Why is it important to accurately model the land features of your project site with a toposurface?
- What aspects of a building design are most affected by the terrain features?
There are many reasons why it is important to accurately model the land features of the project. First, making sure the project model you are working on has its on-site conditions help other people within the project team or the owners of the project visualize and understand what is happening at the site. For example, with the model of the building and the corresponding terrain, the engineers can model and get an idea on how water runoff may flow through the property and potentially affect the building. Another reason why it is important to model the land features is that it will affect many of the calculations that the model might be a reference for. Calculations based on the energy aspect that Revit can determine is impacted by what the terrain looks like. Other aspects such as shade time, temperature of the home, sun time and forces the building faces are all dependent on the terrain. If the terrain causes the building to be partially buried, the temperature in the lower level will be cooler in comparison if it had been above grade, which can therefore change energy consumption calculations. If there are a significant number of tall trees, more shade time will be experienced by the house. These aspects are key to having an accurate model and construction considerations for project team and owners for their site specific project.
When designing a project...
- Should the building adapt to the terrain?
- Or, should you adapt the terrain to the building?
I think ultimately it depends on the stakeholder, their goals and budget. If they want a building more within the terrain, the building can adapt to it, similar to the one seen in the example for this module. However, in general, when designing a project, you should adapt the terrain to the building. Accessibility to the building is really important to most stakeholders. Terrain that makes accessibility difficult can be slopes that cannot support wheelchair access or allow for easier walking paths. As a designer you also want to make sure that the terrain around the building cannot damage or destroy the building in the event of a storm, earthquake, landslide, etc. Making sure that the terrain is adapted to the forces caused by the building and its surrounding structures provided an overall safer environment around that building.

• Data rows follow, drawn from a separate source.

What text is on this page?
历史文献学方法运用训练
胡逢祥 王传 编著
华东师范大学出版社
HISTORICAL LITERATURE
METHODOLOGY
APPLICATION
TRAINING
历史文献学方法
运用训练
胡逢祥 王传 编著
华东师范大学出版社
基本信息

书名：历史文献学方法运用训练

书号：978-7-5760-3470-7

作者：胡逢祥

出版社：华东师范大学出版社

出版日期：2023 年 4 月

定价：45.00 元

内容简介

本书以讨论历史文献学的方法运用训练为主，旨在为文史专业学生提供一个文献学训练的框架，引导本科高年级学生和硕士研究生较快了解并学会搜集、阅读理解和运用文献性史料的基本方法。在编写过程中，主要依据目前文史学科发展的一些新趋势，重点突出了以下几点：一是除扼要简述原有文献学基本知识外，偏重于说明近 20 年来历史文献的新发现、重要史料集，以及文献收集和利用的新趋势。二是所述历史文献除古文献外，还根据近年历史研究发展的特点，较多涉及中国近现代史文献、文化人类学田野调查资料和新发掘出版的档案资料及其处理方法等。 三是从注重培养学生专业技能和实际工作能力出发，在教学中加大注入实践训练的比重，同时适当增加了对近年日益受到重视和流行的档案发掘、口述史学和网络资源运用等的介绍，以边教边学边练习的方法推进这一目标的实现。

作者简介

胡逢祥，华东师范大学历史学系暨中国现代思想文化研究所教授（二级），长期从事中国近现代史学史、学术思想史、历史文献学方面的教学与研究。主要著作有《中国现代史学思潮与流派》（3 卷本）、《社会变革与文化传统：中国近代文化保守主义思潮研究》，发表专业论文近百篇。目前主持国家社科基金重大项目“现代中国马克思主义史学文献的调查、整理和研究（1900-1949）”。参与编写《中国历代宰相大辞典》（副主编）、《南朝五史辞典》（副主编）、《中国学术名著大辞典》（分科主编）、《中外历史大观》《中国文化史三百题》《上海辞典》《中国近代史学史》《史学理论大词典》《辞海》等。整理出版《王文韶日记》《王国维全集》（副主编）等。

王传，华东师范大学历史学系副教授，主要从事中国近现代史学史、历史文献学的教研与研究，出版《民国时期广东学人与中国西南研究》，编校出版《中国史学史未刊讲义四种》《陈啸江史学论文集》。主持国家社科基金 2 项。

What considerations affect a project team's decision-making when deciding the floor-to-floor height to use in a multi-story building?
- From a real estate developer's perspective?

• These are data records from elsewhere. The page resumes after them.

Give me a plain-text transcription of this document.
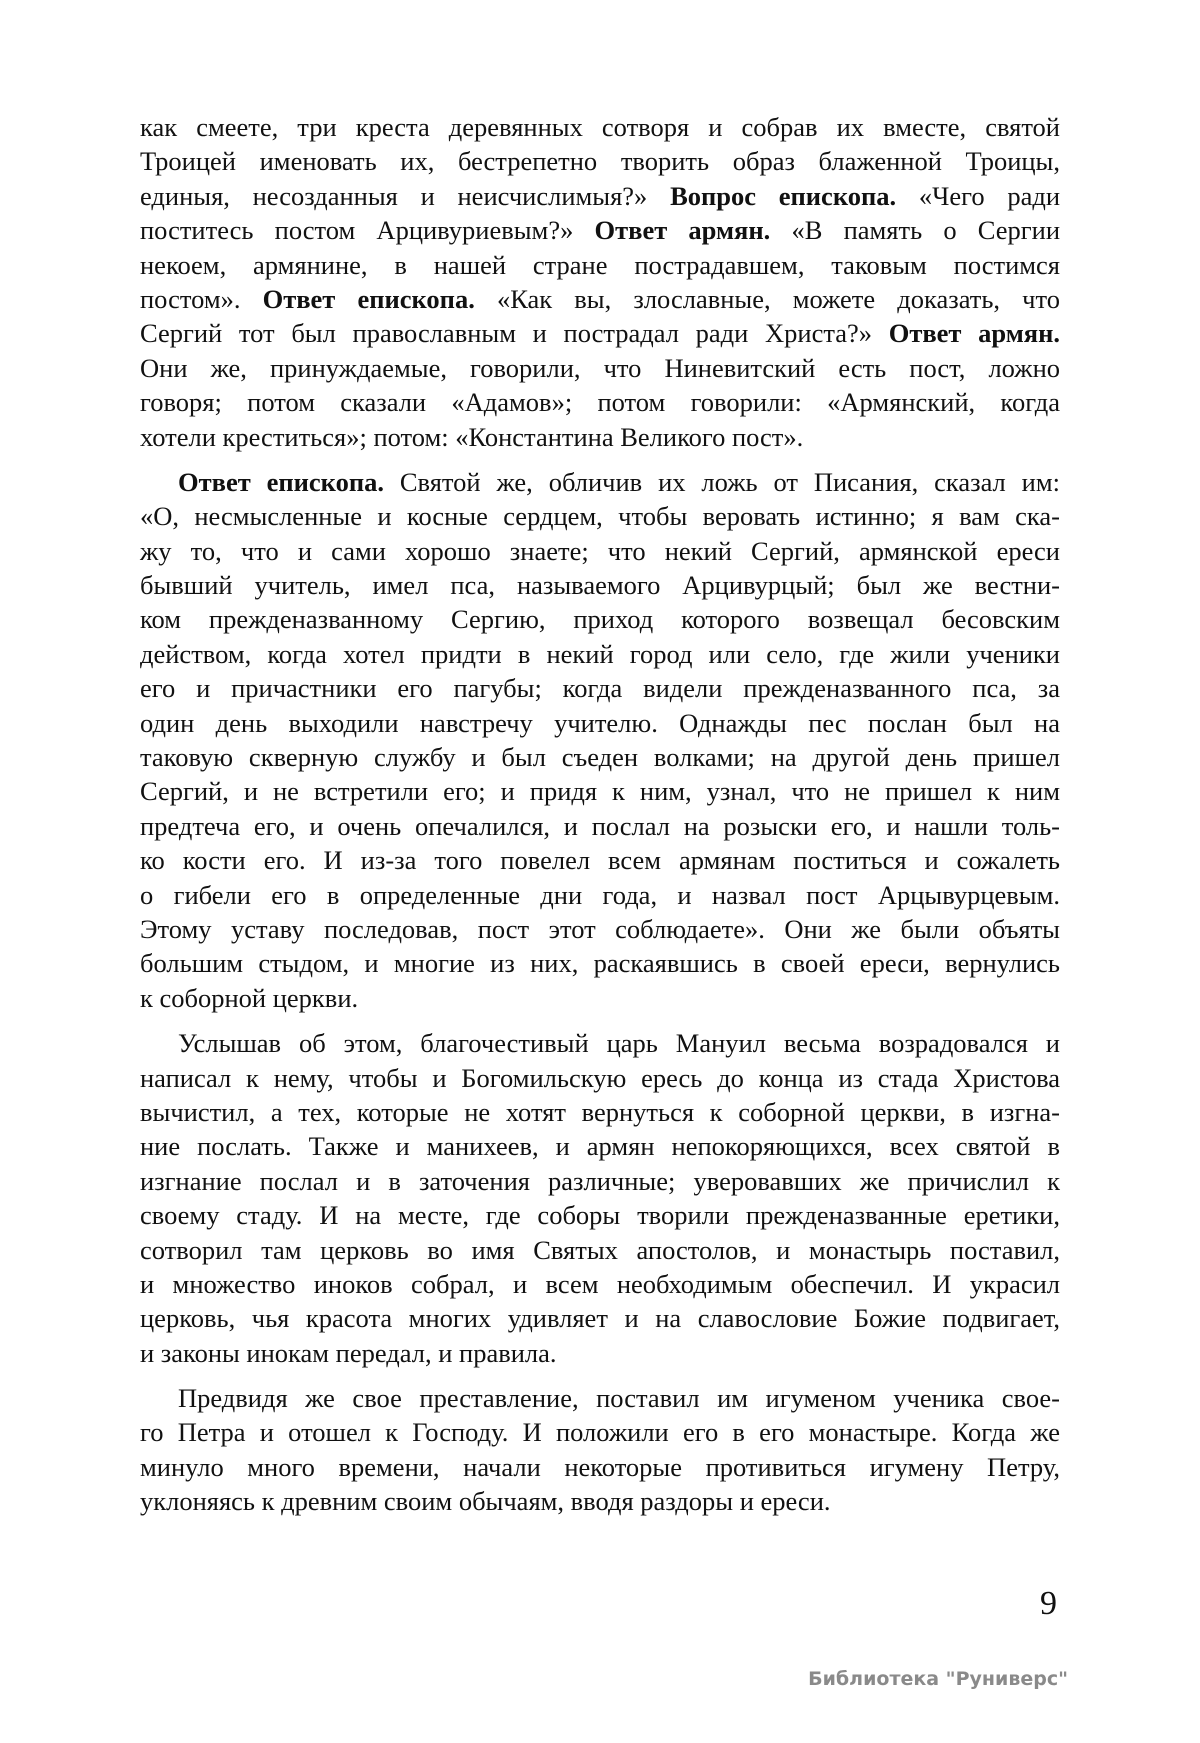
как смеете, три креста деревянных сотворя и собрав их вместе, святой
Троицей именовать их, бестрепетно творить образ блаженной Троицы,
единыя, несозданныя и неисчислимыя?» Вопрос епископа. «Чего ради
поститесь постом Арцивуриевым?» Ответ армян. «В память о Сергии
некоем, армянине, в нашей стране пострадавшем, таковым постимся
постом». Ответ епископа. «Как вы, злославные, можете доказать, что
Сергий тот был православным и пострадал ради Христа?» Ответ армян.
Они же, принуждаемые, говорили, что Ниневитский есть пост, ложно
говоря; потом сказали «Адамов»; потом говорили: «Армянский, когда
хотели креститься»; потом: «Константина Великого пост».
Ответ епископа. Святой же, обличив их ложь от Писания, сказал им:
«О, несмысленные и косные сердцем, чтобы веровать истинно; я вам ска-
жу то, что и сами хорошо знаете; что некий Сергий, армянской ереси
бывший учитель, имел пса, называемого Арцивурцый; был же вестни-
ком прежденазванному Сергию, приход которого возвещал бесовским
действом, когда хотел придти в некий город или село, где жили ученики
его и причастники его пагубы; когда видели прежденазванного пса, за
один день выходили навстречу учителю. Однажды пес послан был на
таковую скверную службу и был съеден волками; на другой день пришел
Сергий, и не встретили его; и придя к ним, узнал, что не пришел к ним
предтеча его, и очень опечалился, и послал на розыски его, и нашли толь-
ко кости его. И из-за того повелел всем армянам поститься и сожалеть
о гибели его в определенные дни года, и назвал пост Арцывурцевым.
Этому уставу последовав, пост этот соблюдаете». Они же были объяты
большим стыдом, и многие из них, раскаявшись в своей ереси, вернулись
к соборной церкви.
Услышав об этом, благочестивый царь Мануил весьма возрадовался и
написал к нему, чтобы и Богомильскую ересь до конца из стада Христова
вычистил, а тех, которые не хотят вернуться к соборной церкви, в изгна-
ние послать. Также и манихеев, и армян непокоряющихся, всех святой в
изгнание послал и в заточения различные; уверовавших же причислил к
своему стаду. И на месте, где соборы творили прежденазванные еретики,
сотворил там церковь во имя Святых апостолов, и монастырь поставил,
и множество иноков собрал, и всем необходимым обеспечил. И украсил
церковь, чья красота многих удивляет и на славословие Божие подвигает,
и законы инокам передал, и правила.
Предвидя же свое преставление, поставил им игуменом ученика свое-
го Петра и отошел к Господу. И положили его в его монастыре. Когда же
минуло много времени, начали некоторые противиться игумену Петру,
уклоняясь к древним своим обычаям, вводя раздоры и ереси.
9
Библиотека "Руниверс"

- From a designer's perspective?
- From an engineer's perspective?
- From a builder's perspective?
- From an owner's perspective?
What are the advantages of stacking the levels of a multi-story building vertically?

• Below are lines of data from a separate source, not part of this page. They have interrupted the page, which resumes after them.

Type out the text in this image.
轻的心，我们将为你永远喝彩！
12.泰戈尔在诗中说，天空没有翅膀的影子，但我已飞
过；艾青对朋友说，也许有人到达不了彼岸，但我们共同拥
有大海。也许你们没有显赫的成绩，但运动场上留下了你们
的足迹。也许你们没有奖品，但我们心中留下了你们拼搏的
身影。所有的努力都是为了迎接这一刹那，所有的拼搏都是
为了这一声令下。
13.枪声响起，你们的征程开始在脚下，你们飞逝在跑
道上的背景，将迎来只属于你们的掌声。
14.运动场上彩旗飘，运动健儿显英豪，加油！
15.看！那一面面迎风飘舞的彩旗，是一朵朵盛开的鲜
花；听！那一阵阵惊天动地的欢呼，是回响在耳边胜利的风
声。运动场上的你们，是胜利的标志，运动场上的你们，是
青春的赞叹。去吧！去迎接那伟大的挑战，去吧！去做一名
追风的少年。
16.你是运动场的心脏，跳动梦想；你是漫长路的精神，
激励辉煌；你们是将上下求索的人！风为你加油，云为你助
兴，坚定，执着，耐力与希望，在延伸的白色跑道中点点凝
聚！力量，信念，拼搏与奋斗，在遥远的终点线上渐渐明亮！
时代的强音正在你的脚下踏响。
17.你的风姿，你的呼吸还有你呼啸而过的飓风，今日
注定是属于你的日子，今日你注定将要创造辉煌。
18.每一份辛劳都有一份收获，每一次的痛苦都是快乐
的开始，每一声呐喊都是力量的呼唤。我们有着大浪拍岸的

- Can you share an interesting example of a building that doesn’t vertically stack (where the floor plates change their shaped radically between the floor levels)?
- What were the advantages or reasons for non-vertical stacking?
Why do stairs follow specific proportions with a set relationship between the tread length and riser height?
- How can building modeling help prevent the mistakes that often occur when designing and installing stairs?
Describe a case when it would be worthwhile to create a new custom component in Revit… How do you decide when customize versus using readily available components?
A case where it would be worthwhile to create a new custom component in Revit is when the stakeholders want a unique, one-of-a-kind feature within their structure. This could be something such as an extremely large bed, a conversation pit or a large art piece. The reason it would be important to create a new custom component for such items is because when you are modeling, you want to make sure you have a high level of accuracy for the final project and by creating these components, you can determine if your design has enough radial space, height or square footage for the unique piece to not only fit but to be functional for the stakeholders in the design. Common readily available components cannot capture the unique dimensions and aesthetics of those kind of items.